I'm not sure this is so interesting to all of cube-lovers; e-mail me
if you have opinions pro or con.
Jerry writes of the standard S24 x S24 model, which uses 48 bytes per
position without packing. He also has a "supplement" representation
that uses one facelet from each edge and corner, for 20 bytes. He
packs them into 13 bytes on tape.
The way I did it the last time I worked on brute force was to
pack eight twelve-bit fields:
The orientations in two twelve-bit fields (2^11 and 3^7),
The edge permutation in four twelve-bit fields,
each of three base-12 digits (12^3), and
The corner permutation in two twelve-bit fields, each of
four base-8 digits (8^4).
Unpacking the fields can be done with native arithmetic or table
lookup.
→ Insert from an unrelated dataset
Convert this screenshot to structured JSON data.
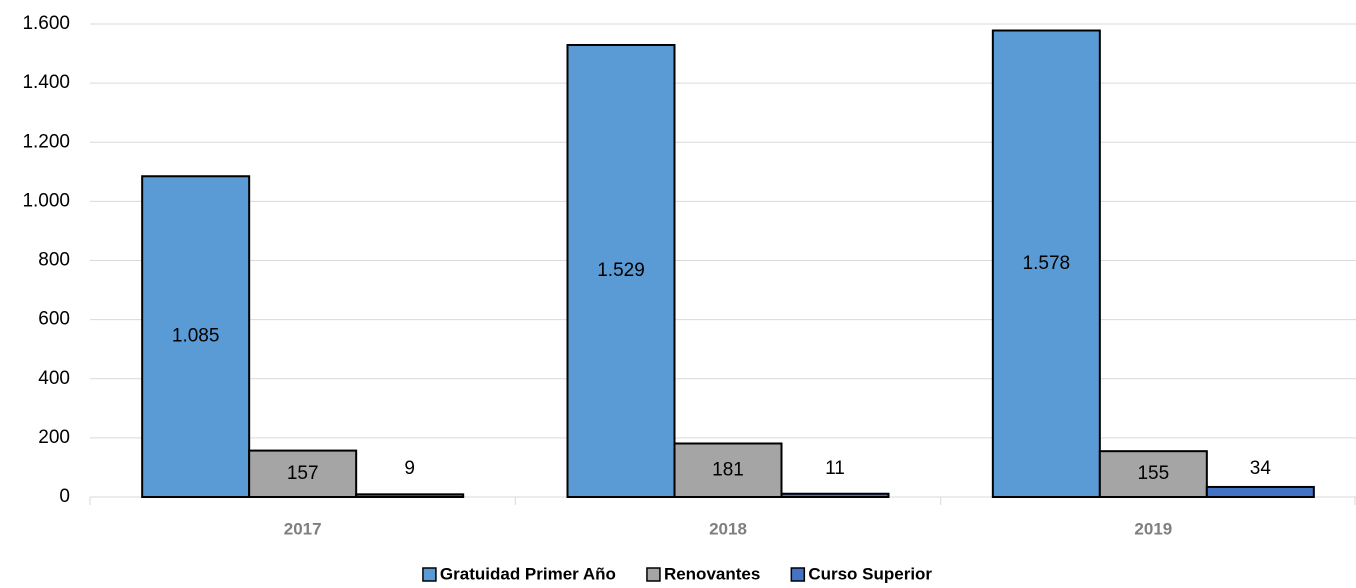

In the latter case, it is better to use 12*11*10 instead of
12^3 and 8*7*6*5 instead of 8^3.
Also, postmultiplying by a fixed permutation can be done with table
lookup without unpacking. I used this feature for twelve permutations
of particular interest.
I am somewhat rusty on the implications of using this representation
in conjunction with Shamir's algorithm. I think it provides an
ordering of the permutations that enables at least an approximation to
the random access you need, then you unpack it and do a better job.